The problem as I see it is that both the OLP and the ONDP see the other as “taking their voters”. “If only those idiots supporting the <insert party here> would vote for us, then we could defeat Doug Ford!”
Meanwhile, if they ran as a semi-coalition, and got out of each others way in a few dozen ridings, they could at least reduce Ford to a minority, or possibly form a coalition. In the absence of proportional representation or a ranked ballot (or both), it’s the best way to prevent vote splitting among 60% of Ontario from allowing Ford to win again.
Examples:
- Scarborough Centre: If the NDP gets out of the way, it goes from Lean PCPO to Likely OLP
- Timiskaming-Cochrane: If the Liberals get out of the way, Lean PCPO → Lean NDP
- Algoma-Mnitoulin: Liberals get out of the way, Toss-up NDP/PCPO → Lean NDP
- Barrie—Springwater—Oro-Medonte: NDP get out of the way, Toss-up OLP/PCPO → … okay this one probably stays a toss-up, but the advantage shifts to the OLP from the PCPO.

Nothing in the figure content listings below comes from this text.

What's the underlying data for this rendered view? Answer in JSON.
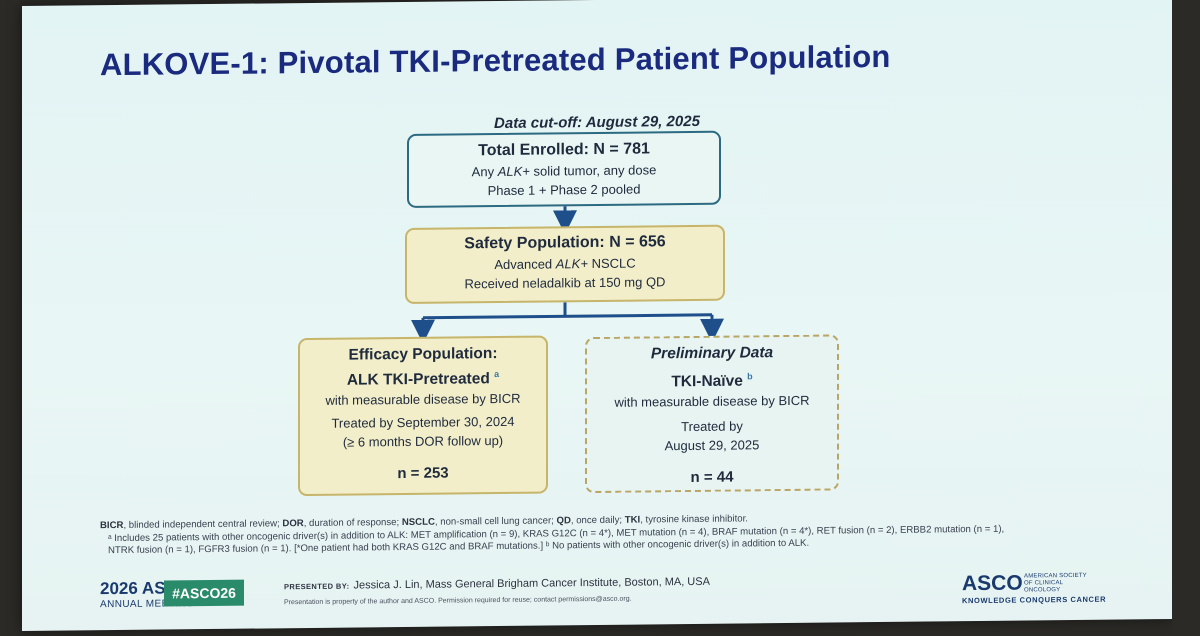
{
  "title": "ALKOVE-1: Pivotal TKI-Pretreated Patient Population",
  "cutoff": "Data cut-off: August 29, 2025",
  "boxes": {
    "total": {
      "head": "Total Enrolled: N = 781",
      "line1_pre": "Any ",
      "line1_it": "ALK+",
      "line1_post": " solid tumor, any dose",
      "line2": "Phase 1 + Phase 2 pooled"
    },
    "safety": {
      "head": "Safety Population: N = 656",
      "line1_pre": "Advanced ",
      "line1_it": "ALK+",
      "line1_post": " NSCLC",
      "line2": "Received neladalkib at 150 mg QD"
    },
    "efficacy": {
      "head1": "Efficacy Population:",
      "head2": "ALK TKI-Pretreated ",
      "sup": "a",
      "line1": "with measurable disease by BICR",
      "line2": "Treated by September 30, 2024",
      "line3": "(≥ 6 months DOR follow up)",
      "n": "n = 253"
    },
    "prelim": {
      "head1": "Preliminary Data",
      "head2": "TKI-Naïve ",
      "sup": "b",
      "line1": "with measurable disease by BICR",
      "line2": "Treated by",
      "line3": "August 29, 2025",
      "n": "n = 44"
    }
  },
  "footnotes": {
    "abbr": [
      {
        "term": "BICR",
        "def": ", blinded independent central review; "
      },
      {
        "term": "DOR",
        "def": ", duration of response; "
      },
      {
        "term": "NSCLC",
        "def": ", non-small cell lung cancer; "
      },
      {
        "term": "QD",
        "def": ", once daily; "
      },
      {
        "term": "TKI",
        "def": ", tyrosine kinase inhibitor."
      }
    ],
    "note_a_1": "ᵃ Includes 25 patients with other oncogenic driver(s) in addition to ALK: MET amplification (n = 9), KRAS G12C (n = 4*), MET mutation (n = 4), BRAF mutation (n = 4*), RET fusion (n = 2), ERBB2 mutation (n = 1),",
    "note_a_2": "NTRK fusion (n = 1), FGFR3 fusion (n = 1). [*One patient had both KRAS G12C and BRAF mutations.] ᵇ No patients with other oncogenic driver(s) in addition to ALK."
  },
  "footer": {
    "meeting_year": "2026 ASCO",
    "meeting_sub": "ANNUAL MEETING",
    "hashtag": "#ASCO26",
    "presented_label": "PRESENTED BY:",
    "presenter": "Jessica J. Lin, Mass General Brigham Cancer Institute, Boston, MA, USA",
    "property": "Presentation is property of the author and ASCO. Permission required for reuse; contact permissions@asco.org.",
    "logo": "ASCO",
    "society": "AMERICAN SOCIETY OF CLINICAL ONCOLOGY",
    "tagline": "KNOWLEDGE CONQUERS CANCER"
  },
  "colors": {
    "title": "#1a2a7e",
    "arrow": "#1f4f8a",
    "box_blue_border": "#2c6a82",
    "box_yellow_fill": "#f2eeca",
    "box_yellow_border": "#c6b56a",
    "hashtag_bg": "#2a8b6a"
  }
}
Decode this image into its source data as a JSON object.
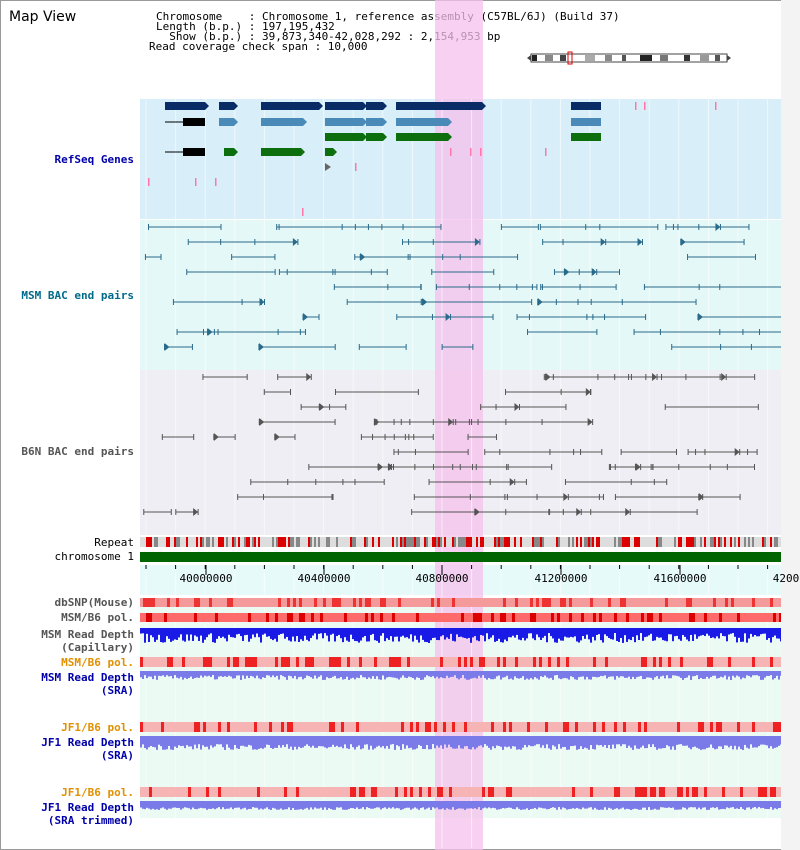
{
  "page": {
    "title": "Map View"
  },
  "info": {
    "line1": "Chromosome    : Chromosome 1, reference assembly (C57BL/6J) (Build 37)",
    "line2": "Length (b.p.) : 197,195,432",
    "line3": "  Show (b.p.) : 39,873,340-42,028,292 : 2,154,953 bp",
    "line4": "Read coverage check span : 10,000"
  },
  "tracks": {
    "refseq": "RefSeq Genes",
    "msm_bac": "MSM BAC end pairs",
    "b6n_bac": "B6N BAC end pairs",
    "repeat": "Repeat",
    "chromosome": "chromosome 1",
    "dbsnp": "dbSNP(Mouse)",
    "msm_pol": "MSM/B6 pol.",
    "msm_depth_cap_1": "MSM Read Depth",
    "msm_depth_cap_2": "(Capillary)",
    "msm_pol_sra": "MSM/B6 pol.",
    "msm_depth_sra_1": "MSM Read Depth",
    "msm_depth_sra_2": "(SRA)",
    "jf1_pol": "JF1/B6 pol.",
    "jf1_depth_1": "JF1 Read Depth",
    "jf1_depth_2": "(SRA)",
    "jf1_pol_trim": "JF1/B6 pol.",
    "jf1_trim_1": "JF1 Read Depth",
    "jf1_trim_2": "(SRA trimmed)"
  },
  "axis": {
    "ticks": [
      "40000000",
      "40400000",
      "40800000",
      "41200000",
      "41600000",
      "4200"
    ]
  },
  "colors": {
    "highlight": "#f5c0ec",
    "refseq_bg": "#d8eef8",
    "msm_bg": "#e4f8f8",
    "b6n_bg": "#eeeef4",
    "gene_dark": "#0a2c66",
    "gene_mid": "#4a8ab8",
    "gene_green": "#0c6e0c",
    "msm_line": "#2a6a8a",
    "b6n_line": "#555555",
    "chromosome_green": "#006400",
    "depth_blue": "#1a1ae6",
    "depth_light": "#7a7ae8",
    "label_blue": "#0000aa",
    "label_orange": "#e09000",
    "label_teal": "#006a8a"
  }
}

Notably, I would leave ridings like Humber River—Black Creek out of consideration, as that’s a solid 3-way race.
If you’re concerned about being able to govern as a coalition, make your #1 priority electoral reform. Get that done and then see where it goes from there.
I took 5 minutes, and looked at one polling aggregator, and found a possible path to moving 4 seats. You need to move ~30 seats to get Ford out of power according to today’s polling. If the OLP and ONDP can’t work together to find a path to victory for them together, neither of them deserve to lead, IMO.
(Fortunately for me, I get to vote for Catherine Fife (NDP-Waterloo), and her seat is pretty safe)
Agreed. According to current polling, if the Conservatives get votes at the botttom of their confidence interval, and ALL the other parties get votes at the very top of their confidence intervals, it’s still a PCPO minority.